To empirically test the ABS investors’ behavior, I run a series of regressions to study
the correlation between ABS issuance spread and the issuance credit ratings in pre-and
post-crisis periods. I find evidence of a weaker reaction of ABS investors to the
ratings offered by credit rating agencies after the financial crisis. To supplement the
static-regression analysis, I apply event-analysis methods to identify the ABS price
reactions to the rating events in the two periods and identify weaker price reaction
degrees after the crisis.
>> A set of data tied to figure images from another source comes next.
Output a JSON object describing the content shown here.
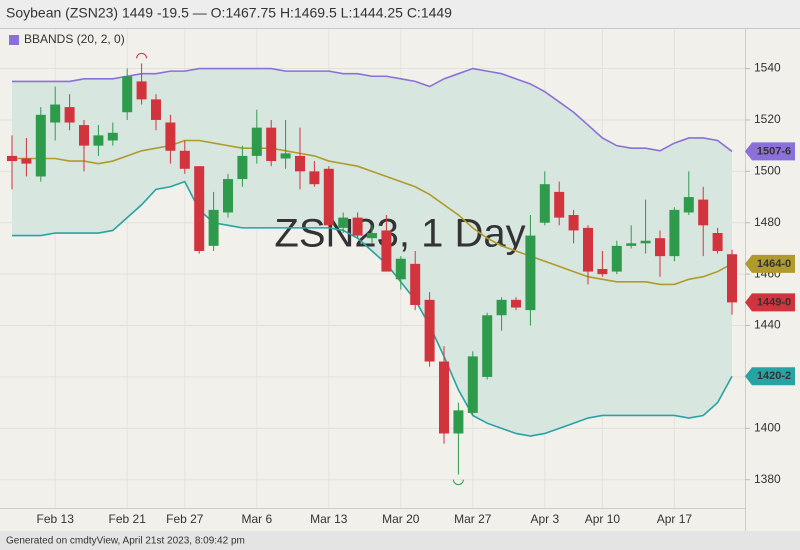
{
  "chart_data": {
    "type": "candlestick",
    "title": "Soybean (ZSN23) 1449 -19.5 — O:1467.75 H:1469.5 L:1444.25 C:1449",
    "watermark": "ZSN23, 1 Day",
    "footer": "Generated on cmdtyView, April 21st 2023, 8:09:42 pm",
    "categories": [
      null,
      null,
      null,
      "Feb 13",
      null,
      null,
      null,
      null,
      "Feb 21",
      null,
      null,
      null,
      "Feb 27",
      null,
      null,
      null,
      null,
      "Mar 6",
      null,
      null,
      null,
      null,
      "Mar 13",
      null,
      null,
      null,
      null,
      "Mar 20",
      null,
      null,
      null,
      null,
      "Mar 27",
      null,
      null,
      null,
      null,
      "Apr 3",
      null,
      null,
      null,
      "Apr 10",
      null,
      null,
      null,
      null,
      "Apr 17",
      null,
      null,
      null,
      null
    ],
    "open": [
      1506,
      1505,
      1498,
      1519,
      1525,
      1518,
      1510,
      1512,
      1523,
      1535,
      1528,
      1519,
      1508,
      1502,
      1471,
      1484,
      1497,
      1506,
      1517,
      1505,
      1506,
      1500,
      1501,
      1478,
      1482,
      1474,
      1477,
      1458,
      1464,
      1450,
      1426,
      1398,
      1406,
      1420,
      1444,
      1450,
      1446,
      1480,
      1492,
      1483,
      1478,
      1462,
      1461,
      1471,
      1472,
      1474,
      1467,
      1484,
      1489,
      1476,
      1467.75
    ],
    "high": [
      1514,
      1513,
      1525,
      1533,
      1530,
      1520,
      1518,
      1519,
      1540,
      1542,
      1530,
      1522,
      1512,
      1502,
      1492,
      1499,
      1510,
      1524,
      1520,
      1520,
      1517,
      1504,
      1502,
      1484,
      1484,
      1479,
      1483,
      1467,
      1469,
      1453,
      1432,
      1410,
      1430,
      1445,
      1451,
      1451,
      1483,
      1500,
      1496,
      1485,
      1479,
      1469,
      1473,
      1479,
      1489,
      1477,
      1486,
      1500,
      1494,
      1478,
      1469.5
    ],
    "low": [
      1493,
      1498,
      1496,
      1512,
      1516,
      1500,
      1506,
      1510,
      1520,
      1526,
      1516,
      1503,
      1499,
      1468,
      1469,
      1482,
      1494,
      1503,
      1502,
      1501,
      1493,
      1494,
      1478,
      1476,
      1474,
      1472,
      1461,
      1454,
      1446,
      1424,
      1394,
      1382,
      1405,
      1419,
      1438,
      1446,
      1440,
      1479,
      1479,
      1472,
      1456,
      1459,
      1460,
      1470,
      1468,
      1459,
      1465,
      1483,
      1467,
      1468,
      1444.25
    ],
    "close": [
      1504,
      1503,
      1522,
      1526,
      1519,
      1510,
      1514,
      1515,
      1537,
      1528,
      1520,
      1508,
      1501,
      1469,
      1485,
      1497,
      1506,
      1517,
      1504,
      1507,
      1500,
      1495,
      1479,
      1482,
      1475,
      1476,
      1461,
      1466,
      1448,
      1426,
      1398,
      1407,
      1428,
      1444,
      1450,
      1447,
      1475,
      1495,
      1482,
      1477,
      1461,
      1460,
      1471,
      1472,
      1473,
      1467,
      1485,
      1490,
      1479,
      1469,
      1449
    ],
    "up_color": "#2e9b4c",
    "down_color": "#d1343d",
    "bands": {
      "name": "BBANDS (20, 2, 0)",
      "legend_color": "#8a70d8",
      "fill": "#d8e6e0",
      "upper": {
        "color": "#8a70d8",
        "values": [
          1535,
          1535,
          1535,
          1535,
          1535,
          1536,
          1536,
          1536,
          1537,
          1538,
          1538,
          1539,
          1539,
          1540,
          1540,
          1540,
          1540,
          1540,
          1540,
          1539,
          1539,
          1539,
          1539,
          1538,
          1538,
          1537,
          1537,
          1536,
          1535,
          1533,
          1536,
          1538,
          1540,
          1539,
          1538,
          1536,
          1534,
          1531,
          1527,
          1523,
          1518,
          1513,
          1510,
          1509,
          1509,
          1508,
          1511,
          1513,
          1513,
          1512,
          1507.75
        ]
      },
      "middle": {
        "color": "#b09a2c",
        "values": [
          1505,
          1505,
          1505,
          1505,
          1504,
          1504,
          1503,
          1504,
          1506,
          1508,
          1509,
          1510,
          1512,
          1512,
          1511,
          1510,
          1509,
          1509,
          1509,
          1508,
          1507,
          1506,
          1504,
          1503,
          1502,
          1500,
          1498,
          1496,
          1494,
          1491,
          1487,
          1483,
          1478,
          1474,
          1471,
          1469,
          1467,
          1465,
          1463,
          1461,
          1459,
          1458,
          1457,
          1457,
          1457,
          1456,
          1456,
          1458,
          1459,
          1461,
          1464
        ]
      },
      "lower": {
        "color": "#27a3a3",
        "values": [
          1475,
          1475,
          1475,
          1476,
          1476,
          1476,
          1476,
          1477,
          1482,
          1487,
          1493,
          1494,
          1496,
          1485,
          1480,
          1479,
          1478,
          1478,
          1478,
          1478,
          1478,
          1478,
          1478,
          1477,
          1474,
          1469,
          1464,
          1457,
          1450,
          1440,
          1428,
          1415,
          1405,
          1402,
          1400,
          1398,
          1397,
          1398,
          1400,
          1402,
          1404,
          1405,
          1405,
          1405,
          1405,
          1405,
          1405,
          1404,
          1405,
          1410,
          1420.25
        ]
      }
    },
    "price_tags": [
      {
        "value": 1507.75,
        "label": "1507-6",
        "color": "#8a70d8"
      },
      {
        "value": 1464,
        "label": "1464-0",
        "color": "#b09a2c"
      },
      {
        "value": 1449,
        "label": "1449-0",
        "color": "#d1343d"
      },
      {
        "value": 1420.25,
        "label": "1420-2",
        "color": "#27a3a3"
      }
    ],
    "ylim": [
      1369,
      1555
    ],
    "yticks": [
      1380,
      1400,
      1420,
      1440,
      1460,
      1480,
      1500,
      1520,
      1540
    ],
    "grid": true
  }
}
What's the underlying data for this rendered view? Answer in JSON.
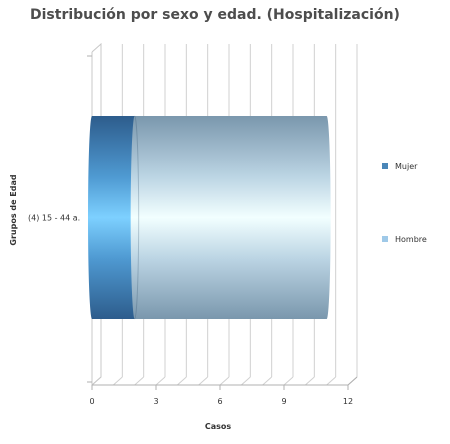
{
  "chart_data": {
    "type": "bar",
    "orientation": "horizontal",
    "stacked": true,
    "style": "3d-cylinder",
    "title": "Distribución por sexo y edad. (Hospitalización)",
    "xlabel": "Casos",
    "ylabel": "Grupos de Edad",
    "categories": [
      "(4) 15 - 44 a."
    ],
    "series": [
      {
        "name": "Mujer",
        "values": [
          2
        ],
        "color": "#4a86b8"
      },
      {
        "name": "Hombre",
        "values": [
          9
        ],
        "color": "#9fc9e8"
      }
    ],
    "xlim": [
      0,
      12
    ],
    "xticks": [
      0,
      3,
      6,
      9,
      12
    ],
    "grid": true,
    "legend_position": "right"
  }
}
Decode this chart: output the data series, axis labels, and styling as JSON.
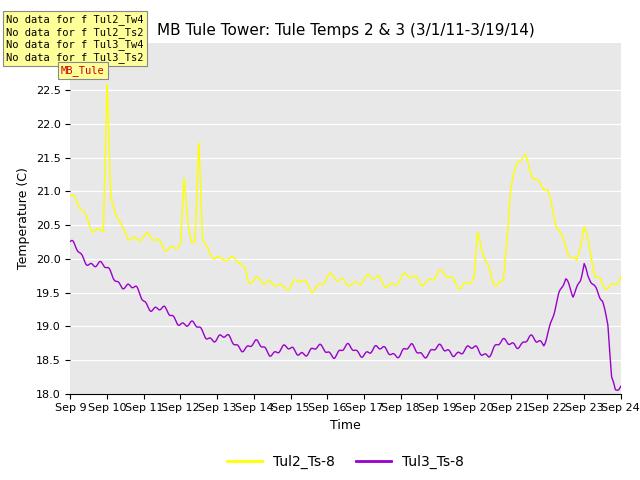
{
  "title": "MB Tule Tower: Tule Temps 2 & 3 (3/1/11-3/19/14)",
  "xlabel": "Time",
  "ylabel": "Temperature (C)",
  "ylim": [
    18.0,
    23.2
  ],
  "yticks": [
    18.0,
    18.5,
    19.0,
    19.5,
    20.0,
    20.5,
    21.0,
    21.5,
    22.0,
    22.5
  ],
  "bg_color": "#e8e8e8",
  "line1_color": "#ffff00",
  "line2_color": "#9900cc",
  "legend_labels": [
    "Tul2_Ts-8",
    "Tul3_Ts-8"
  ],
  "corner_lines": [
    "No data for f Tul2_Tw4",
    "No data for f Tul2_Ts2",
    "No data for f Tul3_Tw4",
    "No data for f Tul3_Ts2"
  ],
  "corner_box_color": "#ffff99",
  "corner_overlap_text": "MB_Tule",
  "corner_overlap_color": "#cc0000",
  "x_tick_labels": [
    "Sep 9",
    "Sep 10",
    "Sep 11",
    "Sep 12",
    "Sep 13",
    "Sep 14",
    "Sep 15",
    "Sep 16",
    "Sep 17",
    "Sep 18",
    "Sep 19",
    "Sep 20",
    "Sep 21",
    "Sep 22",
    "Sep 23",
    "Sep 24"
  ],
  "title_fontsize": 11,
  "axis_fontsize": 9,
  "tick_fontsize": 8
}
The conclusion is that before the 2008 crisis, ABS investors’
decisions, reflected by both the issuance spread and transaction prices, were
significantly associated with the ratings offered by CRAs while the post-crisis period
has seen a weaker link between spread/prices and CRAs’ announcements, indicating
a smaller influence of CRAs on the ABS market.
The third empirical paper discusses CRA self-interests from the perspective of the
association between rating solicitation status and the conservatism as well as the
quality of rating services. It contributes the literature by applying the gap between
unsolicited and solicited ratings as a measurement to investigate the motivation of
CRAs. Based on a simplified theoretical model, I raise the hypothesis of self-selection
to demonstrate the motivation of firms who do not solicit rating services and the
rationality of rating agencies’ decision to offer ratings with more conservative levels
for unsolicited rating recipients. Firms who realize that their future performances will
deteriorate are less likely to solicit ratings from rating agencies. Rating agencies
capture this signal and offer unsolicited ratings to those firms with a more conservative
rating reflecting the self-selection effect. I empirically test this hypothesis using
Moody’s unsolicited rating data and I obtain two findings. The first finding is that
controlling for fundamental factors, Moody’s unsolicited ratings are lower than
solicited ones. The second finding is that the rating qualities of both types of ratings
are not significantly different from each other.
My research contributes to both the academic literature and the practical field of the
credit rating industry by providing a comprehensive discussion on the connection
between a variety of credit rating services (sovereign ratings, firm ratings and bank
ratings) and the market reactions (issuance and transaction prices, insolvency risk
and default risk) in different cases (the structured finance products, the sovereign
ceiling policy and the issuance of unsolicited ratings). The study also investigates the
shock of two recent financial crises (global financial crisis and European debt crisis)
on the credit rating industry, which provides suggestive findings for the regulators who
are willing to take some actions to intervene in the CRA industry in order to enhance
the stability of financial markets in the post-crisis era.